Pigeons

Video art and video installation

Pigeons

Dmytro Ehrlich, a young and already well-known Ukrainian artist and curator, was born in Odesa in 1989. He graduated from the departments of artistic decoration of the Odesa Art School and design of the International Humanitarian University. Took part in numerous group projects and personal exhibitions. D. Ehrlich’s painting and video art are included in the collections of the Museum of Odesa Modern Art and the Odesa National Fine Arts Museum. Lives and works in Odesa.

Dmytro Erlich’s video “Pigeons” lasts three minutes and a few seconds.During this time we fly through the hanged pigeons, which sway sometimes sharply, sometimes gently accompanied with sounds of Mozart’s Requiem and holding twigs of peace in their beaks.
You can think that pigeons hang in groups – at some point two or three are very close to us, we fly past them and after a few bars of music we see another group in the distance. And so it repeats many times. All pigeons are alike.

These are not authentic Doves of Peace. They resemble Pablo Picasso’s birds only with the twigs in their beaks. But Picasso’s doves carry branches of an olive tree according to the Bible, and Ehrlich’s birds have branches of Odesa acacia. And the pigeons of Odesa artist themselves resemble pigeons only with a head with a beak and red paws. The body of our pigeon is completely human – a timid, slightly stooped man with a raised left shoulder. He is dressed in a long coat made of boards like a coffin. Probably, before hanging, he was caught with a net over his head and hanged with it. The same net protrudes from the right pocket.
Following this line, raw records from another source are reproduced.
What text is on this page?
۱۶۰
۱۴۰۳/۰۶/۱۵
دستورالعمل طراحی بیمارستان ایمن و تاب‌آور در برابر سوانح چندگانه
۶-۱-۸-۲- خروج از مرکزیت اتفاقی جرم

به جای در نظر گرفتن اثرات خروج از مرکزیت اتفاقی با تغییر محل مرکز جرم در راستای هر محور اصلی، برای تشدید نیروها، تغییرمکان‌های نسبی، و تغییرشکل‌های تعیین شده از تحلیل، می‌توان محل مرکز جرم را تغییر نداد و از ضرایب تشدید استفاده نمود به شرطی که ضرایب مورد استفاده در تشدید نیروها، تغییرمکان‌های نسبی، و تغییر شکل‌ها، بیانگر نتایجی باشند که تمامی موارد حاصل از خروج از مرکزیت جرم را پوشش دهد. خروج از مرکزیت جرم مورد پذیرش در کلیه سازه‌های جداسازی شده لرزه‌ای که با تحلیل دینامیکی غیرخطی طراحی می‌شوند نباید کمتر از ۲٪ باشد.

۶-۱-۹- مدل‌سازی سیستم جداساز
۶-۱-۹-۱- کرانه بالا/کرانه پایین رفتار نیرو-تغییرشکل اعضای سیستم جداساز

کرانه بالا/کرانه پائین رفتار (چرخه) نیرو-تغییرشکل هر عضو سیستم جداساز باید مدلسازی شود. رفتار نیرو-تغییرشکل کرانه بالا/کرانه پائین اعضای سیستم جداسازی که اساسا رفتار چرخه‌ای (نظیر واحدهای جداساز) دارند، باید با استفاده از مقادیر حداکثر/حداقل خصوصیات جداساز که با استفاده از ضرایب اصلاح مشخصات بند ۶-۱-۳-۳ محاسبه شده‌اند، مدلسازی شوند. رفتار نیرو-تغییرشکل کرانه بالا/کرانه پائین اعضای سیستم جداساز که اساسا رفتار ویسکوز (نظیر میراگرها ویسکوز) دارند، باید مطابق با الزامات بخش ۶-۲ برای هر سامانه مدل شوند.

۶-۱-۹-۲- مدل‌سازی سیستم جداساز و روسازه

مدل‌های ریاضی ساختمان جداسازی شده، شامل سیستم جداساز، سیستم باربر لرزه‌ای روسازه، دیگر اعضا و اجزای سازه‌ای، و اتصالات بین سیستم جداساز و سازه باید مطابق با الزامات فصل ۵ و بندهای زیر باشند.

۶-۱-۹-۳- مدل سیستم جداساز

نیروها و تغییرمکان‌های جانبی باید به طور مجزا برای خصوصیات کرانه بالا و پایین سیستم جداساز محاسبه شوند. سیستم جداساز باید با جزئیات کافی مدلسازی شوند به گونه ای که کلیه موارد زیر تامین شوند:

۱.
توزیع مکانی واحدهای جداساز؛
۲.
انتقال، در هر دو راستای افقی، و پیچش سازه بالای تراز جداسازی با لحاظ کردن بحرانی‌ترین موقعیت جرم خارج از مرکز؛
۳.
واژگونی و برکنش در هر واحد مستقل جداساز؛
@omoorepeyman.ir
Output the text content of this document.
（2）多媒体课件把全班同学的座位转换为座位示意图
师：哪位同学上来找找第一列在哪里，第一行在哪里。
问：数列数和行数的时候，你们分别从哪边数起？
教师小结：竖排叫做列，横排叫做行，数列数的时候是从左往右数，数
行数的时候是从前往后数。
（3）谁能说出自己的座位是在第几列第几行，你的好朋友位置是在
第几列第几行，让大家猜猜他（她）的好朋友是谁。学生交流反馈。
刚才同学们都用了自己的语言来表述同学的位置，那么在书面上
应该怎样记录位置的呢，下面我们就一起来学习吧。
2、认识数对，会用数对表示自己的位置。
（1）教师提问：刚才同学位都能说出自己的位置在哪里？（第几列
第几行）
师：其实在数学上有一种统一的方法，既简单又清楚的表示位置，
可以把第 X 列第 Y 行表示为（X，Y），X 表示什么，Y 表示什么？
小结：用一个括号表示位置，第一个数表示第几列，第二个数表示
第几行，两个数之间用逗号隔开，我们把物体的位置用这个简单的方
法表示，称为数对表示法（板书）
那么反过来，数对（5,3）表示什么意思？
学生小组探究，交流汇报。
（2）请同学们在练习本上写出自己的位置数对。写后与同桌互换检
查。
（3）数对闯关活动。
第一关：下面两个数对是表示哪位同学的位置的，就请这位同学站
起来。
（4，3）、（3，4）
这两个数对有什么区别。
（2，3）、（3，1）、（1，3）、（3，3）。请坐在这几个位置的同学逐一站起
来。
The symbolism of this work collides peace and innocence, traditionally associated with the image of doves with cruelty and death, conveyed through the act of hanging. Dmytro Erlich debunks idealistic ideas about peace and hope. The legend invented by the communists that all nations always want peace and wars are fought only by bloody imperialist dictators on their own is unfortunately not true. The author’s objects are messengers of the Peace that did not happen. The dove, which has always been associated with peace, turns into a metaphor for the collapse of illusions and hopes. The work brings to mind the constant conflict between ideal and reality.